Karena orang normal tidak bisa berkepribadian
ganda, maka setiap orang palingan hanya bisa
ber-ideologi-kan SALAH SATU saja dari kelima
sila Pancasila itu. Dengan demikian akan besar
potensi konflik-nya dengan orang laen yang mengambil
sila yang laen dari Pancasila. Akhirnya sama-sama
mengaku "Pancasilais" tapi berkelahi dengan orang
laen, sesama yang mengaku "Pancasilais" juga.......
bisa jadi bahkan sampai bunuh-bunuhan. Kita tahulah
yang seperti apa itu "Pemuda Pancasila".......
"menyeramkan" 'kan? Itulah kenyataan (REALITA)
yang terjadi sejak Pancasila lahir 66 tahun yang lalu.

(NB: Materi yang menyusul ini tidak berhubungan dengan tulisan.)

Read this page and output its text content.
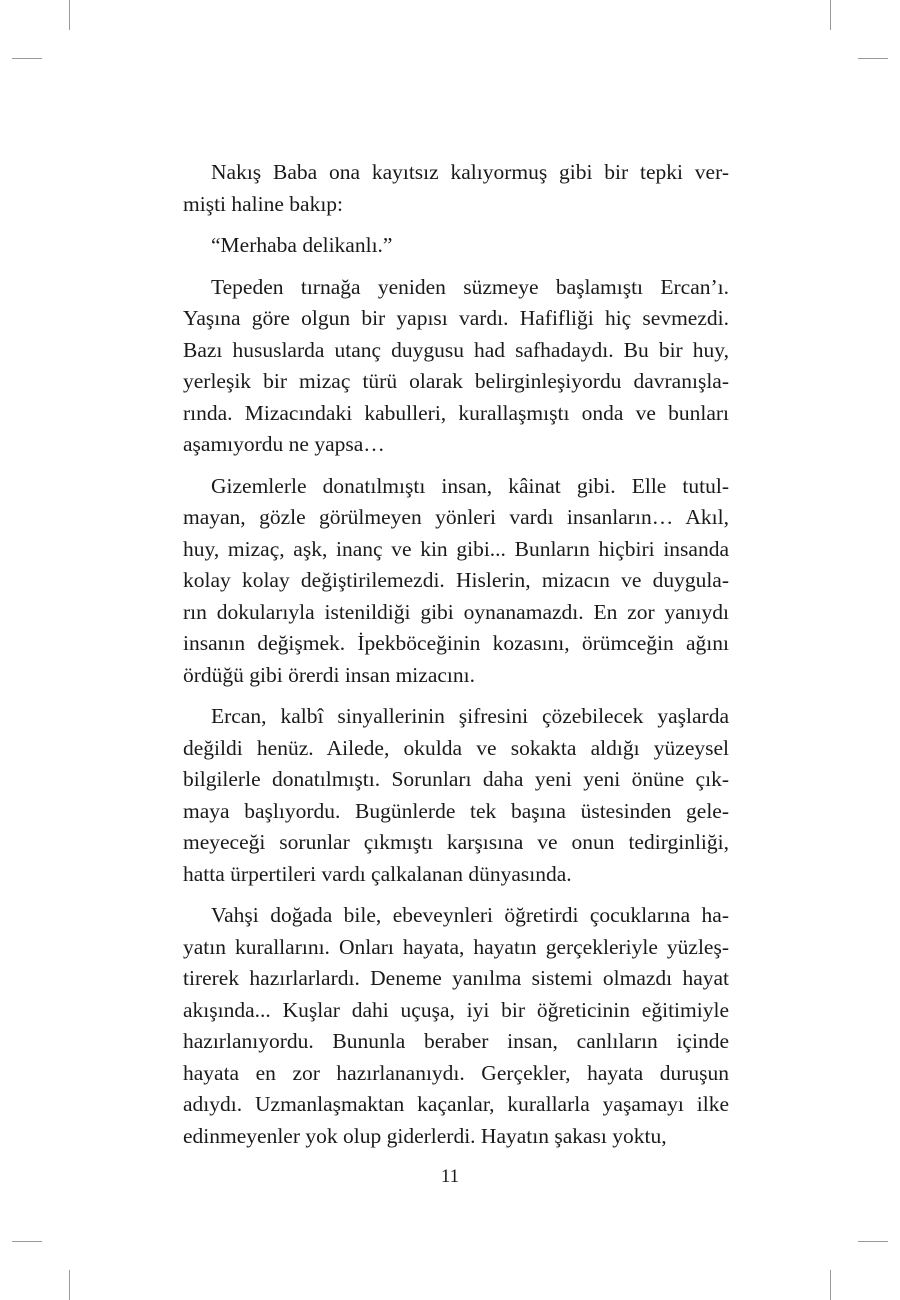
Nakış Baba ona kayıtsız kalıyormuş gibi bir tepki ver-
mişti haline bakıp:
“Merhaba delikanlı.”
Tepeden tırnağa yeniden süzmeye başlamıştı Ercan’ı.
Yaşına göre olgun bir yapısı vardı. Hafifliği hiç sevmezdi.
Bazı hususlarda utanç duygusu had safhadaydı. Bu bir huy,
yerleşik bir mizaç türü olarak belirginleşiyordu davranışla-
rında. Mizacındaki kabulleri, kurallaşmıştı onda ve bunları
aşamıyordu ne yapsa…
Gizemlerle donatılmıştı insan, kâinat gibi. Elle tutul-
mayan, gözle görülmeyen yönleri vardı insanların… Akıl,
huy, mizaç, aşk, inanç ve kin gibi... Bunların hiçbiri insanda
kolay kolay değiştirilemezdi. Hislerin, mizacın ve duygula-
rın dokularıyla istenildiği gibi oynanamazdı. En zor yanıydı
insanın değişmek. İpekböceğinin kozasını, örümceğin ağını
ördüğü gibi örerdi insan mizacını.
Ercan, kalbî sinyallerinin şifresini çözebilecek yaşlarda
değildi henüz. Ailede, okulda ve sokakta aldığı yüzeysel
bilgilerle donatılmıştı. Sorunları daha yeni yeni önüne çık-
maya başlıyordu. Bugünlerde tek başına üstesinden gele-
meyeceği sorunlar çıkmıştı karşısına ve onun tedirginliği,
hatta ürpertileri vardı çalkalanan dünyasında.
Vahşi doğada bile, ebeveynleri öğretirdi çocuklarına ha-
yatın kurallarını. Onları hayata, hayatın gerçekleriyle yüzleş-
tirerek hazırlarlardı. Deneme yanılma sistemi olmazdı hayat
akışında... Kuşlar dahi uçuşa, iyi bir öğreticinin eğitimiyle
hazırlanıyordu. Bununla beraber insan, canlıların içinde
hayata en zor hazırlananıydı. Gerçekler, hayata duruşun
adıydı. Uzmanlaşmaktan kaçanlar, kurallarla yaşamayı ilke
edinmeyenler yok olup giderlerdi. Hayatın şakası yoktu,
11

Menurut penelitian, palingan cuma maksimum
12 % dari populasi orang yang peduli dengan masalah-
masalah ideologi begini. Sementara itu ada kurang-
lebih 5 % dari populasi yang sebenarnya menguasai
80 % asset dan roda ekonomi bangsa ini, yang dengan
seksama "mengontrol" perilaku (politik) dari ke 12 %
populasi tadi dengan uang-nya, sehingga tidak
membahayakan mereka punya kehidupan. Jadi sebenarnya
yang langsung berkepentingan secara real dengan
"Pancasila" ya palingan hanya 12 + 5 = 17 % saja.
Yang 83 % sisanya ........... paling berfungsi
untuk teriak-teriak "Hidup Pancasila", dan
menyanyikan "Garuda Pancasila" ........supaya
"rame" aja-lah gitu. Bahkan ada yang begitu ndak
pedulinya, sampai-sampai teriak "Selamat Hari
Kesaktian Pancasila", pada hari kelahirannya.
Mana ada yang baru lahir kok langsung sakti, ta'iya?
nDak masuk akal sama sekali ........ Bahkan
pada situasi tertentu bisa juga yang 83 % populasi
ini di-gosok-gosok dan di-adu-adu-in satu sama
laen, disuruh bunuh-bunuhan pun mau, "demi Pancasila"
katanya...... na'udzubillahi min dzaalik !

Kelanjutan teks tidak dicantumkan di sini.